Improving infra will help India attract more FDI: Nomura


Chennai: India can attract FDI to a ratio of 1.5 per cent to two per cent of its GDP by further improving on ease of doing business and building infrastructure, Japanese financial services major Nomura has said.

The group’s chief India economist, Sonal Varma, speaking on the sidelines of the Nomura Investment Forum Asia 2019 in Singapore on Tuesday, said the country is in favourable position to attract foreign firms planning to relocate their manufacturing bases due to trade tension between the US and China.

“We can easily see a ratio of FDI to GDP at 1.5 to two per cent,” Sonal Varma said, adding the conditions such as a large domestic market to attract higher FDI level is in place in India. India gets between one per cent and 1.5 per cent FDI to GDP ratio.

“Given India’s big domestic market, I think India has the pull factor. But the government should focus on two things: first get the infrastructure in place, and second improve on ease of doing business,” she said, reported the PTI.

On RBI

Weak growth amid sub-four per cent inflation sets the tone for continued rate cut cycle, said the bank. It is expecting another 25bp rate cut at the June policy meeting triggered by downside risks to growth.

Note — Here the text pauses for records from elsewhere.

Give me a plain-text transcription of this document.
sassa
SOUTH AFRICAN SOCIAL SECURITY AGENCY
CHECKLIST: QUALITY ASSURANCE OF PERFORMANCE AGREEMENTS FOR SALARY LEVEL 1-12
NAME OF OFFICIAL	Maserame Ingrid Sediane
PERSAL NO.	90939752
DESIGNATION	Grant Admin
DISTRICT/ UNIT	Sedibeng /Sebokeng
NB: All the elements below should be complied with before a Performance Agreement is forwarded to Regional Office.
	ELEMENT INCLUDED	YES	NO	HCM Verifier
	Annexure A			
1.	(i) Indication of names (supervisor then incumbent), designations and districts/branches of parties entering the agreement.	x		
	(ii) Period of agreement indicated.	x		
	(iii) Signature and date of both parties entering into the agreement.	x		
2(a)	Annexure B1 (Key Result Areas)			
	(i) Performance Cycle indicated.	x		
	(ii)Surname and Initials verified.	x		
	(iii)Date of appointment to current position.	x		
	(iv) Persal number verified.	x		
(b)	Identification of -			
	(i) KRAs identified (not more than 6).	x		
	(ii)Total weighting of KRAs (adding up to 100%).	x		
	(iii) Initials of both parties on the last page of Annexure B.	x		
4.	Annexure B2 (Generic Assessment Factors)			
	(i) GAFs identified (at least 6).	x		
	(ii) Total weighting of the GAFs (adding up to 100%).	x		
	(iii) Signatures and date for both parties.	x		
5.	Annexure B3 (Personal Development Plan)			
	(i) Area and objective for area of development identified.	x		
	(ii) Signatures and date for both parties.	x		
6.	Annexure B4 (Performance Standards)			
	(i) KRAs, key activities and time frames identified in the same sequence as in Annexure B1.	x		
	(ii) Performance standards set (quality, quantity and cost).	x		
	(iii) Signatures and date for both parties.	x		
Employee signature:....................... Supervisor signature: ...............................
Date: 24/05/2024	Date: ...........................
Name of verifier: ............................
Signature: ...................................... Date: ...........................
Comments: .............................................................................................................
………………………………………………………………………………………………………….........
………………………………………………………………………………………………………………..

“After this, having delivered a cumulative 75bp of rate cuts, we believe the RBI will wait and watch for the transmission of its easing to the economy,” Nomura said in its report “Asia Insight – India: New Government, Same Old Growth Story”.

Growth tensions

Nomura believes that the resurgence of trade tensions and its knock-on effect on global growth will also inevitably drag domestic growth.

“We still expect the upcoming Q1 GDP growth print (on 31 May) to disappoint and forecast a slowdown to 5.8 per cent y-o-y from 6.6 per cent in Q4 2018 (Consensus: 6.2 per cent),” said Nomura.

In Nomura’s base case, growth averages 6.2 per cent in Q2 and picks up to seven per cent at end-2019, although the risks appear skewed to the downside.

“We expect slow growth to moderate core inflationary pressures, even though food price inflation has started to rise. Overall, we expect headline CPI inflation to remain below the Reserve Bank of India’s four per cent target through Q1 2020,” said the bank.